2. A fixed vane rotary abutment engine as defined in claim 1, wherein said stator includes air intake and exhaust ducts communicating with said main chamber, said air intake duct being arranged in said first combustion chamber and said exhaust duct being arranged downstream of said one abutment rotor relative to a direction of rotation of said main rotor.

3. A fixed vane rotary abutment engine as defined in claim 2, wherein said stator further contains a fuel injector port communicating with said first combustion chamber downstream of said air intake duct relative to said direction of rotation of said main rotor.

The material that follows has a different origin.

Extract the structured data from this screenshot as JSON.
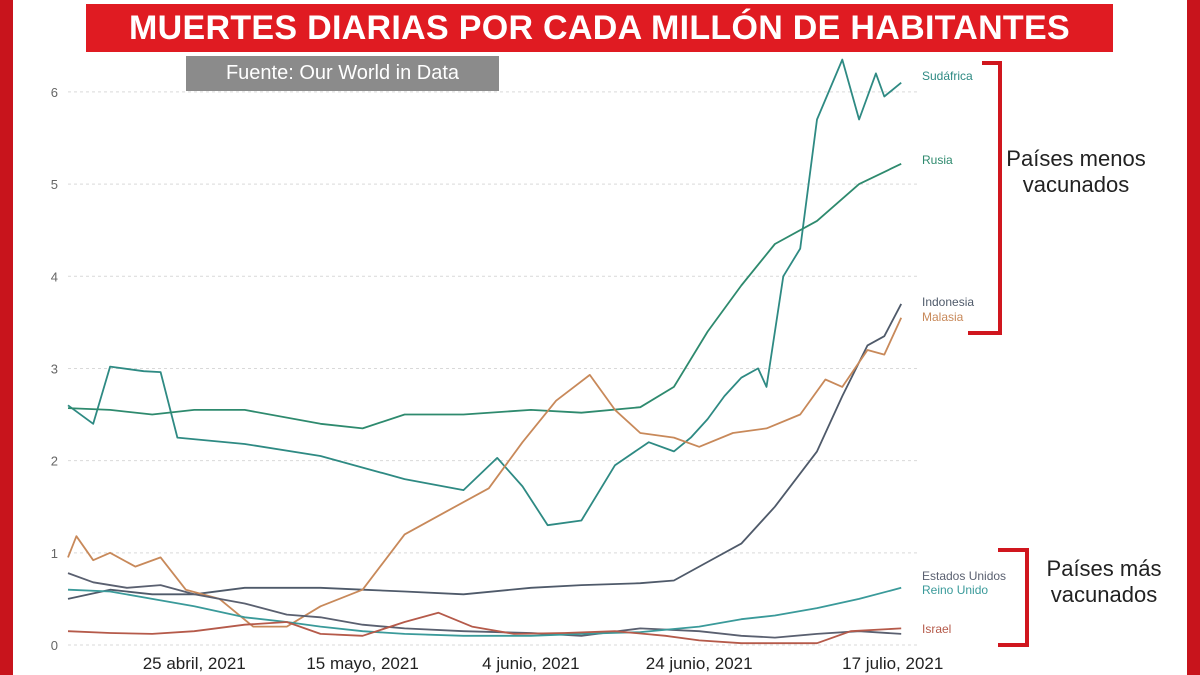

4. A fixed vane rotary abutment engine as defined in claim 2, wherein said stator includes an igniter arranged in said first combustion chamber downstream of said air intake duct for igniting a mixture of fuel and air in said first combustion chamber.

5. A fixed vane rotary abutment engine as defined in claim 4, and further comprising a valve arranged in said air intake duct to control the delivery of air to said first combustion chamber.

6. A fixed vane rotary abutment engine as defined in claim 1, wherein said main rotor includes a second vane extending radially outwardly from said outer surface thereof to a location adjacent to an inner surface of said main chamber, and further wherein said stator contains a third cylindrical chamber communicating with said main chamber and having a third longitudinal axis spaced from and parallel with said first longitudinal axis, and further comprising a second abutment rotor coaxially arranged within said third chamber, said second abutment rotor containing a recess in an outer surface thereof which extends parallel to said third longitudinal axis, said third longitudinal axis being spaced from said first longitudinal axis by a distance corresponding with the sum of the radii of said main and second abutment rotors, whereby a second combustion chamber is defined in a second portion of said annular chamber between said second vane and an area where outer surfaces of main and second abutment rotors are adjacent, said mechanism rotating said second abutment rotor within said third chamber in the same direction as said one abutment rotor.

7. A fixed vane rotary abutment engine as defined in claim 6, wherein said third chamber is arranged in said stator diametrically opposite said second chamber.

8. A fixed vane rotary abutment engine as defined in claim 7, wherein said second and third chambers have equal diameters and said abutment rotors have equal diameters.

9. A fixed vane rotary abutment engine as defined in claim 8, wherein the diameter of said abutment rotors is less than the diameter of said main rotor.

10. A fixed vane rotary abutment engine as defined in claim 9, wherein said drive mechanism rotates said abutment rotors through two revolutions for each revolution of said main rotor, the recesses of said one and second abutment rotors alternately receiving said vanes of said main rotor for each revolution of said main rotor.

11. A fixed vane rotary abutment engine as defined in claim 10, wherein said stator includes additional air intake and exhaust ducts communicating with said main chamber, said additional air intake duct being arranged in said second combustion chamber and said exhaust duct being arranged downstream of said second abutment rotor relative to a direction of rotation of said main rotor.

12. A fixed vane rotary abutment engine as defined in claim 11, wherein said stator further contains an additional fuel injector port communicating with said second combustion chamber downstream of said additional air intake duct relative to said direction of rotation of said main rotor.

13. A fixed vane rotary abutment engine as defined in claim 12, wherein said stator further includes an additional igniter arranged in said second combustion chamber downstream of said additional fuel injector port for igniting a mixture of fuel and air in said second combustion chamber.

14. A fixed vane rotary abutment engine as defined in claim 13, and further comprising a valve arranged in said air intake ducts to control the delivery of air to said first and second combustion chambers.